Dans un entretien donné à Grand Continent, Élisabeth Roudinesco fait le tour de ses tournées en Europe centrale et orientale, évoquant les alea de la vie intellectuelle et culturelle dans cette aire revisitée par le spectre du communisme.
Un moment de réflexion sur l’espace européen, mis en perspective avec le psychanalytique.
La psychanalyse en Europe centrale et orientale, devenue un objet d’importation depuis l’anglo-saxonnie. « La chute du mur de Berlin et l’effondrement du communisme ont bouleversé les sociétés des anciennes républiques socialistes soviétiques. Dans son entretien Grand Tour, in Grand Continent, Élisabeth Roudinesco nous décrit sur plusieurs décennies les changements intervenus dans les capitales de l’Europe de l’Est — l’arrivée du luxe, des touristes, l’assouvissement de nouveaux désirs mais aussi la montée terrible des inégalités. À travers ses nombreuses rencontres avec des intellectuels de l’Est, elle retrace l’histoire d’une génération de penseurs et d’artistes. »

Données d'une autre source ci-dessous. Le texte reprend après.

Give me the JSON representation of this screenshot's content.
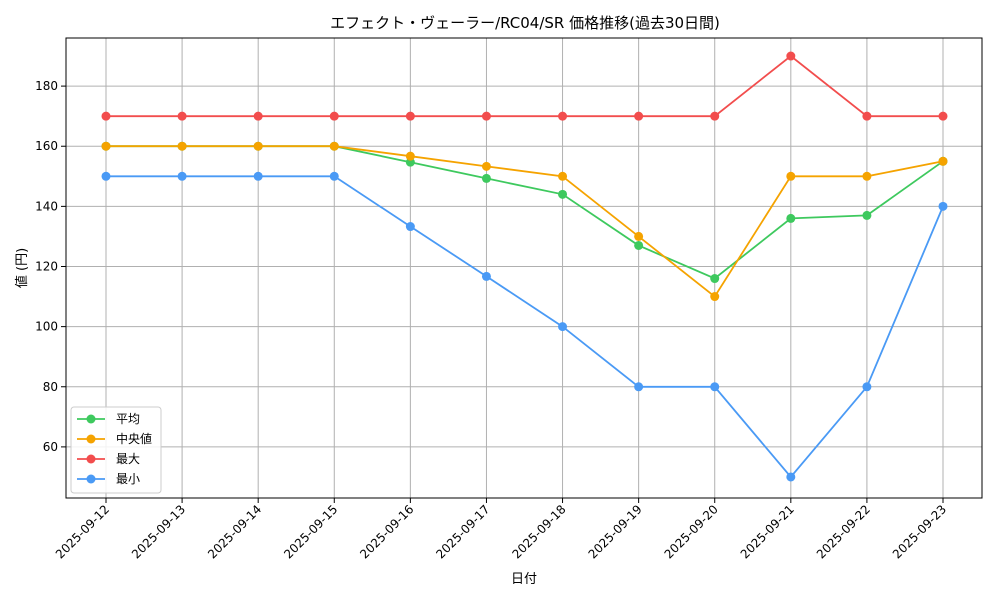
{
  "chart_data": {
    "type": "line",
    "title": "エフェクト・ヴェーラー/RC04/SR 価格推移(過去30日間)",
    "xlabel": "日付",
    "ylabel": "値 (円)",
    "categories": [
      "2025-09-12",
      "2025-09-13",
      "2025-09-14",
      "2025-09-15",
      "2025-09-16",
      "2025-09-17",
      "2025-09-18",
      "2025-09-19",
      "2025-09-20",
      "2025-09-21",
      "2025-09-22",
      "2025-09-23"
    ],
    "ylim": [
      43,
      196
    ],
    "yticks": [
      60,
      80,
      100,
      120,
      140,
      160,
      180
    ],
    "grid": true,
    "legend_position": "lower-left",
    "series": [
      {
        "name": "平均",
        "color": "#3ec95e",
        "values": [
          160,
          160,
          160,
          160,
          154.7,
          149.3,
          144,
          127,
          116,
          136,
          137,
          155
        ]
      },
      {
        "name": "中央値",
        "color": "#f5a300",
        "values": [
          160,
          160,
          160,
          160,
          156.7,
          153.3,
          150,
          130,
          110,
          150,
          150,
          155
        ]
      },
      {
        "name": "最大",
        "color": "#f24d4d",
        "values": [
          170,
          170,
          170,
          170,
          170,
          170,
          170,
          170,
          170,
          190,
          170,
          170
        ]
      },
      {
        "name": "最小",
        "color": "#4a9af5",
        "values": [
          150,
          150,
          150,
          150,
          133.3,
          116.7,
          100,
          80,
          80,
          50,
          80,
          140
        ]
      }
    ]
  }
}
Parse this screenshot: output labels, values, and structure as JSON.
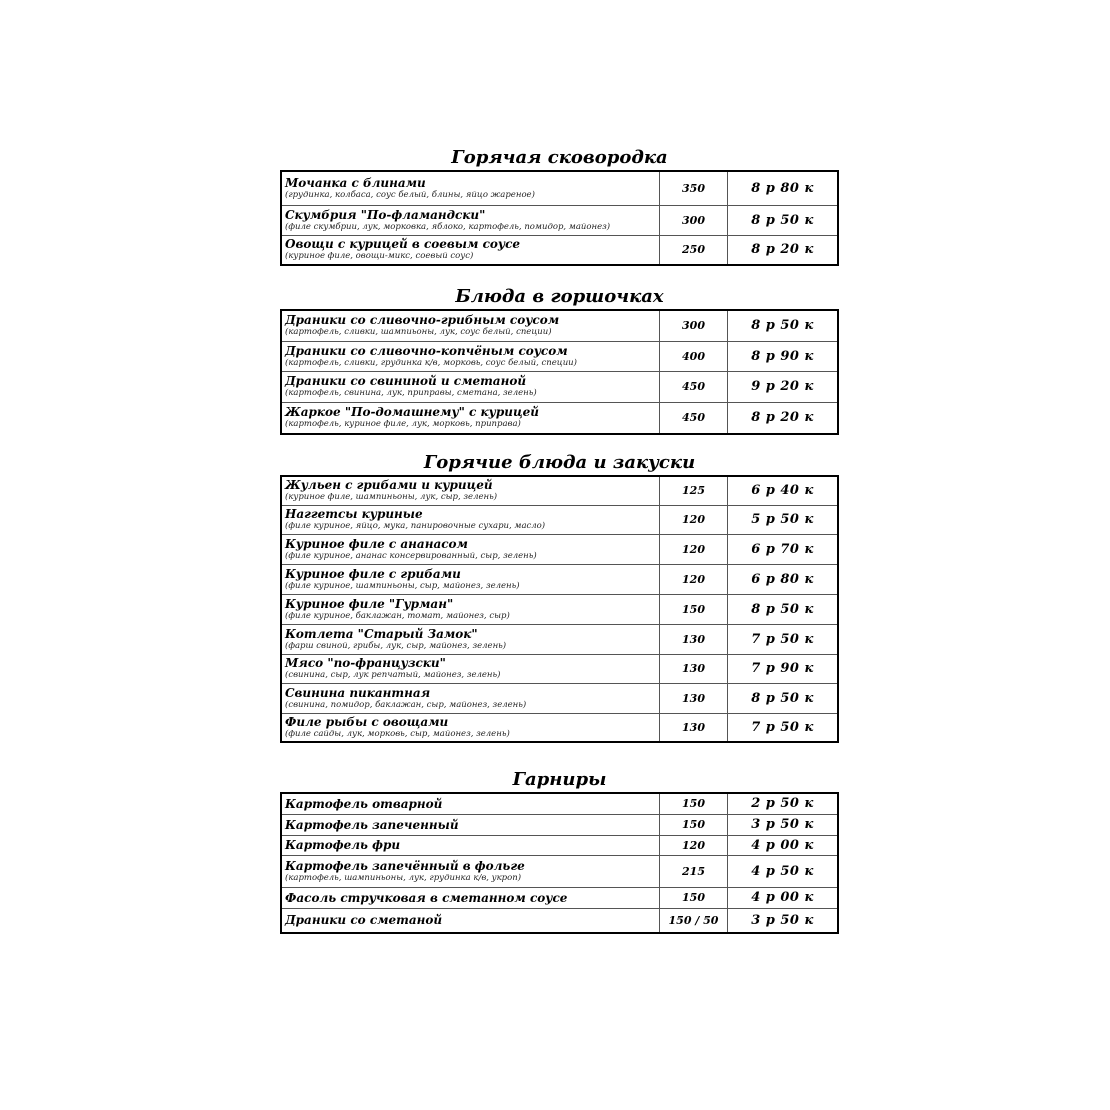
{
  "sections": [
    {
      "title": "Горячая сковородка",
      "items": [
        {
          "name": "Мочанка с блинами",
          "desc": "(грудинка, колбаса, соус белый, блины, яйцо жареное)",
          "weight": "350",
          "price": "8 р 80 к"
        },
        {
          "name": "Скумбрия \"По-фламандски\"",
          "desc": "(филе скумбрии, лук, морковка, яблоко, картофель, помидор, майонез)",
          "weight": "300",
          "price": "8 р 50 к"
        },
        {
          "name": "Овощи с курицей в соевым соусе",
          "desc": "(куриное филе, овощи-микс, соевый соус)",
          "weight": "250",
          "price": "8 р 20 к"
        }
      ]
    },
    {
      "title": "Блюда в горшочках",
      "items": [
        {
          "name": "Драники со сливочно-грибным соусом",
          "desc": "(картофель, сливки, шампиьоны, лук, соус белый, специи)",
          "weight": "300",
          "price": "8 р 50 к"
        },
        {
          "name": "Драники со сливочно-копчёным соусом",
          "desc": "(картофель, сливки, грудинка к/в, морковь, соус белый, специи)",
          "weight": "400",
          "price": "8 р 90 к"
        },
        {
          "name": "Драники со свининой и сметаной",
          "desc": "(картофель, свинина, лук, приправы, сметана, зелень)",
          "weight": "450",
          "price": "9 р 20 к"
        },
        {
          "name": "Жаркое \"По-домашнему\" с курицей",
          "desc": "(картофель, куриное филе, лук, морковь, приправа)",
          "weight": "450",
          "price": "8 р 20 к"
        }
      ]
    },
    {
      "title": "Горячие блюда и закуски",
      "items": [
        {
          "name": "Жульен с грибами и курицей",
          "desc": "(куриное филе, шампиньоны, лук, сыр, зелень)",
          "weight": "125",
          "price": "6 р 40 к"
        },
        {
          "name": "Наггетсы куриные",
          "desc": "(филе куриное, яйцо, мука, панировочные сухари, масло)",
          "weight": "120",
          "price": "5 р 50 к"
        },
        {
          "name": "Куриное филе с ананасом",
          "desc": "(филе куриное, ананас консервированный, сыр, зелень)",
          "weight": "120",
          "price": "6 р 70 к"
        },
        {
          "name": "Куриное филе с грибами",
          "desc": "(филе куриное, шампиньоны, сыр, майонез, зелень)",
          "weight": "120",
          "price": "6 р 80 к"
        },
        {
          "name": "Куриное филе \"Гурман\"",
          "desc": "(филе куриное, баклажан, томат, майонез, сыр)",
          "weight": "150",
          "price": "8 р 50 к"
        },
        {
          "name": "Котлета \"Старый Замок\"",
          "desc": "(фарш свиной, грибы, лук, сыр, майонез, зелень)",
          "weight": "130",
          "price": "7 р 50 к"
        },
        {
          "name": "Мясо \"по-французски\"",
          "desc": "(свинина, сыр, лук репчатый, майонез, зелень)",
          "weight": "130",
          "price": "7 р 90 к"
        },
        {
          "name": "Свинина пикантная",
          "desc": "(свинина, помидор, баклажан, сыр, майонез, зелень)",
          "weight": "130",
          "price": "8 р 50 к"
        },
        {
          "name": "Филе рыбы с овощами",
          "desc": "(филе сайды, лук, морковь, сыр, майонез, зелень)",
          "weight": "130",
          "price": "7 р 50 к"
        }
      ]
    },
    {
      "title": "Гарниры",
      "items": [
        {
          "name": "Картофель отварной",
          "weight": "150",
          "price": "2 р 50 к"
        },
        {
          "name": "Картофель запеченный",
          "weight": "150",
          "price": "3 р 50 к"
        },
        {
          "name": "Картофель фри",
          "weight": "120",
          "price": "4 р 00 к"
        },
        {
          "name": "Картофель запечённый в фольге",
          "desc": "(картофель, шампиньоны, лук, грудинка к/в, укроп)",
          "weight": "215",
          "price": "4 р 50 к"
        },
        {
          "name": "Фасоль стручковая в сметанном соусе",
          "weight": "150",
          "price": "4 р 00 к"
        },
        {
          "name": "Драники со сметаной",
          "weight": "150 / 50",
          "price": "3 р 50 к"
        }
      ]
    }
  ]
}
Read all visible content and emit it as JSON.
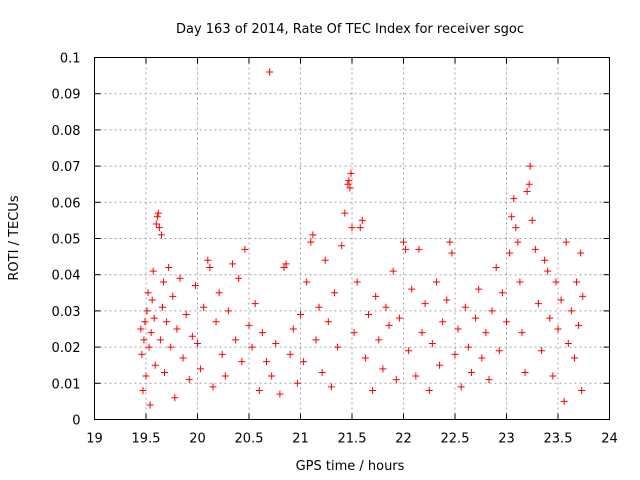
{
  "chart_data": {
    "type": "scatter",
    "title": "Day 163 of 2014, Rate Of TEC Index for receiver sgoc",
    "xlabel": "GPS time / hours",
    "ylabel": "ROTI / TECUs",
    "xlim": [
      19,
      24
    ],
    "ylim": [
      0,
      0.1
    ],
    "x_ticks": [
      19,
      19.5,
      20,
      20.5,
      21,
      21.5,
      22,
      22.5,
      23,
      23.5,
      24
    ],
    "x_tick_labels": [
      "19",
      "19.5",
      "20",
      "20.5",
      "21",
      "21.5",
      "22",
      "22.5",
      "23",
      "23.5",
      "24"
    ],
    "y_ticks": [
      0,
      0.01,
      0.02,
      0.03,
      0.04,
      0.05,
      0.06,
      0.07,
      0.08,
      0.09,
      0.1
    ],
    "y_tick_labels": [
      "0",
      "0.01",
      "0.02",
      "0.03",
      "0.04",
      "0.05",
      "0.06",
      "0.07",
      "0.08",
      "0.09",
      "0.1"
    ],
    "grid": true,
    "marker": "+",
    "color": "#ff0000",
    "series": [
      {
        "name": "ROTI",
        "points": [
          [
            19.45,
            0.025
          ],
          [
            19.46,
            0.018
          ],
          [
            19.47,
            0.008
          ],
          [
            19.48,
            0.022
          ],
          [
            19.49,
            0.027
          ],
          [
            19.5,
            0.012
          ],
          [
            19.51,
            0.03
          ],
          [
            19.52,
            0.035
          ],
          [
            19.53,
            0.02
          ],
          [
            19.54,
            0.004
          ],
          [
            19.55,
            0.024
          ],
          [
            19.56,
            0.033
          ],
          [
            19.57,
            0.041
          ],
          [
            19.58,
            0.028
          ],
          [
            19.59,
            0.015
          ],
          [
            19.6,
            0.054
          ],
          [
            19.61,
            0.056
          ],
          [
            19.62,
            0.057
          ],
          [
            19.63,
            0.053
          ],
          [
            19.64,
            0.022
          ],
          [
            19.65,
            0.051
          ],
          [
            19.66,
            0.031
          ],
          [
            19.67,
            0.038
          ],
          [
            19.68,
            0.013
          ],
          [
            19.7,
            0.027
          ],
          [
            19.72,
            0.042
          ],
          [
            19.74,
            0.02
          ],
          [
            19.76,
            0.034
          ],
          [
            19.78,
            0.006
          ],
          [
            19.8,
            0.025
          ],
          [
            19.83,
            0.039
          ],
          [
            19.86,
            0.017
          ],
          [
            19.89,
            0.029
          ],
          [
            19.92,
            0.011
          ],
          [
            19.95,
            0.023
          ],
          [
            19.98,
            0.037
          ],
          [
            20.0,
            0.021
          ],
          [
            20.03,
            0.014
          ],
          [
            20.06,
            0.031
          ],
          [
            20.1,
            0.044
          ],
          [
            20.12,
            0.042
          ],
          [
            20.15,
            0.009
          ],
          [
            20.18,
            0.027
          ],
          [
            20.21,
            0.035
          ],
          [
            20.24,
            0.018
          ],
          [
            20.27,
            0.012
          ],
          [
            20.3,
            0.03
          ],
          [
            20.34,
            0.043
          ],
          [
            20.37,
            0.022
          ],
          [
            20.4,
            0.039
          ],
          [
            20.43,
            0.016
          ],
          [
            20.46,
            0.047
          ],
          [
            20.5,
            0.026
          ],
          [
            20.53,
            0.02
          ],
          [
            20.56,
            0.032
          ],
          [
            20.6,
            0.008
          ],
          [
            20.63,
            0.024
          ],
          [
            20.67,
            0.016
          ],
          [
            20.7,
            0.096
          ],
          [
            20.72,
            0.012
          ],
          [
            20.76,
            0.021
          ],
          [
            20.8,
            0.007
          ],
          [
            20.84,
            0.042
          ],
          [
            20.86,
            0.043
          ],
          [
            20.9,
            0.018
          ],
          [
            20.93,
            0.025
          ],
          [
            20.97,
            0.01
          ],
          [
            21.0,
            0.029
          ],
          [
            21.03,
            0.016
          ],
          [
            21.06,
            0.038
          ],
          [
            21.1,
            0.049
          ],
          [
            21.12,
            0.051
          ],
          [
            21.15,
            0.022
          ],
          [
            21.18,
            0.031
          ],
          [
            21.21,
            0.013
          ],
          [
            21.24,
            0.044
          ],
          [
            21.27,
            0.027
          ],
          [
            21.3,
            0.009
          ],
          [
            21.33,
            0.035
          ],
          [
            21.36,
            0.02
          ],
          [
            21.4,
            0.048
          ],
          [
            21.43,
            0.057
          ],
          [
            21.46,
            0.065
          ],
          [
            21.47,
            0.066
          ],
          [
            21.48,
            0.064
          ],
          [
            21.49,
            0.068
          ],
          [
            21.5,
            0.053
          ],
          [
            21.52,
            0.024
          ],
          [
            21.55,
            0.038
          ],
          [
            21.58,
            0.053
          ],
          [
            21.6,
            0.055
          ],
          [
            21.63,
            0.017
          ],
          [
            21.66,
            0.029
          ],
          [
            21.7,
            0.008
          ],
          [
            21.73,
            0.034
          ],
          [
            21.76,
            0.022
          ],
          [
            21.8,
            0.014
          ],
          [
            21.83,
            0.031
          ],
          [
            21.86,
            0.026
          ],
          [
            21.9,
            0.041
          ],
          [
            21.93,
            0.011
          ],
          [
            21.96,
            0.028
          ],
          [
            22.0,
            0.049
          ],
          [
            22.02,
            0.047
          ],
          [
            22.05,
            0.019
          ],
          [
            22.08,
            0.036
          ],
          [
            22.12,
            0.012
          ],
          [
            22.15,
            0.047
          ],
          [
            22.18,
            0.024
          ],
          [
            22.21,
            0.032
          ],
          [
            22.25,
            0.008
          ],
          [
            22.28,
            0.021
          ],
          [
            22.32,
            0.038
          ],
          [
            22.35,
            0.015
          ],
          [
            22.38,
            0.027
          ],
          [
            22.42,
            0.033
          ],
          [
            22.45,
            0.049
          ],
          [
            22.47,
            0.046
          ],
          [
            22.5,
            0.018
          ],
          [
            22.53,
            0.025
          ],
          [
            22.56,
            0.009
          ],
          [
            22.6,
            0.031
          ],
          [
            22.63,
            0.02
          ],
          [
            22.66,
            0.013
          ],
          [
            22.7,
            0.028
          ],
          [
            22.73,
            0.036
          ],
          [
            22.76,
            0.017
          ],
          [
            22.8,
            0.024
          ],
          [
            22.83,
            0.011
          ],
          [
            22.86,
            0.03
          ],
          [
            22.9,
            0.042
          ],
          [
            22.93,
            0.019
          ],
          [
            22.96,
            0.035
          ],
          [
            23.0,
            0.027
          ],
          [
            23.03,
            0.046
          ],
          [
            23.05,
            0.056
          ],
          [
            23.07,
            0.061
          ],
          [
            23.09,
            0.053
          ],
          [
            23.11,
            0.049
          ],
          [
            23.13,
            0.038
          ],
          [
            23.15,
            0.024
          ],
          [
            23.18,
            0.013
          ],
          [
            23.2,
            0.063
          ],
          [
            23.22,
            0.065
          ],
          [
            23.23,
            0.07
          ],
          [
            23.25,
            0.055
          ],
          [
            23.28,
            0.047
          ],
          [
            23.31,
            0.032
          ],
          [
            23.34,
            0.019
          ],
          [
            23.37,
            0.044
          ],
          [
            23.4,
            0.041
          ],
          [
            23.42,
            0.028
          ],
          [
            23.45,
            0.012
          ],
          [
            23.48,
            0.038
          ],
          [
            23.5,
            0.025
          ],
          [
            23.53,
            0.033
          ],
          [
            23.56,
            0.005
          ],
          [
            23.58,
            0.049
          ],
          [
            23.6,
            0.021
          ],
          [
            23.63,
            0.03
          ],
          [
            23.66,
            0.017
          ],
          [
            23.68,
            0.038
          ],
          [
            23.7,
            0.026
          ],
          [
            23.72,
            0.046
          ],
          [
            23.73,
            0.008
          ],
          [
            23.74,
            0.034
          ]
        ]
      }
    ]
  }
}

Dans le bel article que lui consacre Grand Continent, une revue à suivre, on touche du doigt à lire l’historienne comment un « communisme » de caserne troquant la liberté pour une « invivable » égalité grise, a ravagé culturellement l’ensemble de la soviéto-sphère européenne. Le discours de la poutintchina prend la relève de cette anti-culture où le besoin élimine le désir, où le cynisme hypernationaliste d’une police politique exerçant un pouvoir maffieux s’efforce d’écraser toute expression identitaire réputée contraire.
L’altérité affole l’empire néo-soviétique, à l’inverse de ce qui se passait dans l’autre empire d’Europe centrale, l’autro-hongrois d’avant la guerre de 14, ébouriffant, malgré l’oppression ("gardez vos meutes, nous garderons les nôtres"), de diversité multi nationale, qui a donné au monde, rappelle Élisabeth Roudinesco, la psychanalyse, le sionisme, la social-démocratie, le socialisme. Sans compter le dodécaphnisme, la peinture et la littérature (dont Freud si l’on y pense !).
La psychanalyse quant à elle est devenue un mouvement anglophone, il n’y a plus d’Europe centrale psychanalytique, rappelle l’historienne, la psychanalyse, fruit du « bouillon de culture » viennois, est devenue occidentale, les pays d’Europe centrale et orientale la réimportent, la lisant dans la traduction standard Strachey, s’appuyant sur son appareil critique. Pareil en Allemagne.
Rappelons tout de même avec elle que « les premiers freudiens venaient de Galicie – c’est le cas de Freud – et de tout l’empire, de Russie, de Bohême, de Hongrie, de Moravie, de Transylvanie… Ils parlaient tous plusieurs langues. La révolution dont ils rêvaient, contemporaine du sionisme, leur terre promise à eux, c’était l’exploration de l’inconscient. » Rêves évanouis, mués plutôt. Penser au retour à Vienne — en passant par Esalen, le monde ayant changé.
Côté russe, le grand tournant, bien avant Poutine, c’est quand Eltsine, en public, face à Gorbatchev, signe la mise hors la loi du Parti communiste. Il supprime l’un des trois piliers du régime. La question était enfin tranchée, il ne s’agissait plus de le réformer, tâche impossible en situation pourrissante (ou intrinsèquement impossible ? débat à présent académique), mais d’en sortir. Plus tard, après la redistribution oligarchique, viendra la nostalgie de l’empire, avec la résurgence du KGB s’appuyant sur la corruption kleptocratique des oligarques, faucons (les sokolniki) ou domestiqués, et la maîtrise de la propagande, actuellement à l’œuvre.
Les empires ne passent pas de l’agonie à la mort comme ça, ils ne se décompsent pas si facilement. Voyez l’ottoman jusqu’à nos jours. Voyez les convulsions de la décolonisation française. Et un cran en arrière, voyez comment la Révolution française finissante passa par l’épopée napoléonnienne. D’Austerlitz à Waterloo, quel parcours européen ! Plus près de nous l’horreur nazie (ne pas oublier la nipponne, à bien des égards équivalente, les massacres de Nankin valent largement Hiroshima) fut telle qu’elle occulta de son ombre la stalinienne, qui eut le mérite, ce qui n’est pas rien, de largement contribuer à l’abattre. Ne jamais perdre de vue Stalingrad.
Il demeure que le stalinisme détruisit la psychanalyse. Que reste-t-il aujourd’hui de ses intéressantes tentatives de reconstruction, ainsi que des mouvements issus de la psychologie humaniste américaine, présents jusqu’au début de la décennie 2010 ? à l’ombre de la tyrannie, quelles chances pour ces agents de l’étranger ? espérons un renouveau ukrainien, au sein de l’espace européen démocratique.